Guru hendaknya memaknai uji sertifikasi sebagai peluang sekaligus tantangan untuk maju. Dengan demikian, guru seyogyanya menyambutnya dengan jurus yang tepat. Pembentukan forum ilmiah guru adalah salah satu alternatif solusinya.

Forum ilmiah guru merupakan wadah bagi berseminya aktivitas ilmiah guru.
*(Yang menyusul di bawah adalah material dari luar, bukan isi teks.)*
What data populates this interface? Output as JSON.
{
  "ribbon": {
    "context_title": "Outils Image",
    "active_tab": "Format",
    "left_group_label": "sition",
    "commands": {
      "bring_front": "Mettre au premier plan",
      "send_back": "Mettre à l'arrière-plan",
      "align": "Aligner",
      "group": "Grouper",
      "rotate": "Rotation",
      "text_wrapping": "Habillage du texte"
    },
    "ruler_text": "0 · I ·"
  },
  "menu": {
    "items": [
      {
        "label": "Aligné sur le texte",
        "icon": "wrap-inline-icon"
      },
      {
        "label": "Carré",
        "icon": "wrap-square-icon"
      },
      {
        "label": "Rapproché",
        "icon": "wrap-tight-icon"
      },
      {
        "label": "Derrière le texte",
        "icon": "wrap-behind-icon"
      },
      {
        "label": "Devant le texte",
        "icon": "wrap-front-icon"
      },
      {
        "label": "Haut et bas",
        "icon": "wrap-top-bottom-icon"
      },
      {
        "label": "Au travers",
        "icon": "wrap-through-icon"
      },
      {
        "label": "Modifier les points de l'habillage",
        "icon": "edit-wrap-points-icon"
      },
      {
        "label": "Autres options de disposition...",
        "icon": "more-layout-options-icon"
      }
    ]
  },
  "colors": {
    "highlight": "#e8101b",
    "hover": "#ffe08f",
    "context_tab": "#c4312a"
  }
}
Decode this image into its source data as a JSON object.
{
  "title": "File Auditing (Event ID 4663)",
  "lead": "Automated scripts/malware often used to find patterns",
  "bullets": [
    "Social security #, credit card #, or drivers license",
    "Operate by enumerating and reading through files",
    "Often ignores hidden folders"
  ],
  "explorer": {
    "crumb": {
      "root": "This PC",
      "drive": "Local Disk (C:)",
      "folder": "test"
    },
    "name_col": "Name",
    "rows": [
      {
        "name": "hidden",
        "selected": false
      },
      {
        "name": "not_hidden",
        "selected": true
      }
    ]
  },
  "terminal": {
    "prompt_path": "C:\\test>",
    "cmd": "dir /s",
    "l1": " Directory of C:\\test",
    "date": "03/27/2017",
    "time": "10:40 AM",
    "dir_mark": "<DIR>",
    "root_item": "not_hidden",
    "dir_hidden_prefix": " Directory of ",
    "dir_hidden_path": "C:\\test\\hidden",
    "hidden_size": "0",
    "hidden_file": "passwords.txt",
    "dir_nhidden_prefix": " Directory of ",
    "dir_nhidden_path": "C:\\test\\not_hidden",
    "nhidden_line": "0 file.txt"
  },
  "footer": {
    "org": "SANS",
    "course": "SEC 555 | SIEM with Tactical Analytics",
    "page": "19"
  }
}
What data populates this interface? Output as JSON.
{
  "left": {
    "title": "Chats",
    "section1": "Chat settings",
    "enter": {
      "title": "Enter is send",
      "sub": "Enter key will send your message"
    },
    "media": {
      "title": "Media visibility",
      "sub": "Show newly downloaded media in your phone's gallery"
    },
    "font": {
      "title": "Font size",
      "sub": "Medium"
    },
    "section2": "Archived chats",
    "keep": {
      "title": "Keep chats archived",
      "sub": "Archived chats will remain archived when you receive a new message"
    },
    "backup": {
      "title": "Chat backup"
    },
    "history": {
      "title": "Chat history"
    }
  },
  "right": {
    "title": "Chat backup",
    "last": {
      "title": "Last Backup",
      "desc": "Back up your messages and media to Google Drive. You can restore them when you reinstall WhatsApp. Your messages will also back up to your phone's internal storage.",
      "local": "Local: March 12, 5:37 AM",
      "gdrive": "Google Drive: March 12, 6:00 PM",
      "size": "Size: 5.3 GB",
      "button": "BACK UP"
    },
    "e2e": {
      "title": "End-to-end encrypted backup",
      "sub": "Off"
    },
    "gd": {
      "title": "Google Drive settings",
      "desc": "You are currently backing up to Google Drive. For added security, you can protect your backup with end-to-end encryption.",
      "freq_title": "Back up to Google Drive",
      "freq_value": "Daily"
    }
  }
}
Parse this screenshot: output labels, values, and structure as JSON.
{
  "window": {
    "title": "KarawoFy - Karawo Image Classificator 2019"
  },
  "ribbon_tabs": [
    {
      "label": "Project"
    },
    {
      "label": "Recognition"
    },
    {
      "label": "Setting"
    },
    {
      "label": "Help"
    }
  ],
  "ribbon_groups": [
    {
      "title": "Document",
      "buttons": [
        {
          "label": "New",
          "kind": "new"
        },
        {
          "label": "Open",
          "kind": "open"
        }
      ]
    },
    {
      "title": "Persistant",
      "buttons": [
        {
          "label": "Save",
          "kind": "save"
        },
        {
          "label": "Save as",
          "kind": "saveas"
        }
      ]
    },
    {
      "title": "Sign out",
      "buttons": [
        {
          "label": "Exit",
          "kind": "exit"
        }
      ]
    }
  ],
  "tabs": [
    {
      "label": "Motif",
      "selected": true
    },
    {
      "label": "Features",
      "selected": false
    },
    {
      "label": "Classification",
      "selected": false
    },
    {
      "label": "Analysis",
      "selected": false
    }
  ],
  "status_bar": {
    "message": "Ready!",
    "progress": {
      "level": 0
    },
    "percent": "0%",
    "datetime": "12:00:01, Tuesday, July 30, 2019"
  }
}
Dalam forum ini guru dapat membangkitkan kepekaan ilmiahnya, meningkatkan wawasan keilmuannya, dan menyalakan obor kreativitas serta inovasinya sehingga dapat meraih prestasi akademik dan menghasilkan karya pengembangan profesi guru.

Forum ilmiah guru adalah sebuah media informasi, komunikasi, dan kreasi guru dalam meningkatkan kompetensinya.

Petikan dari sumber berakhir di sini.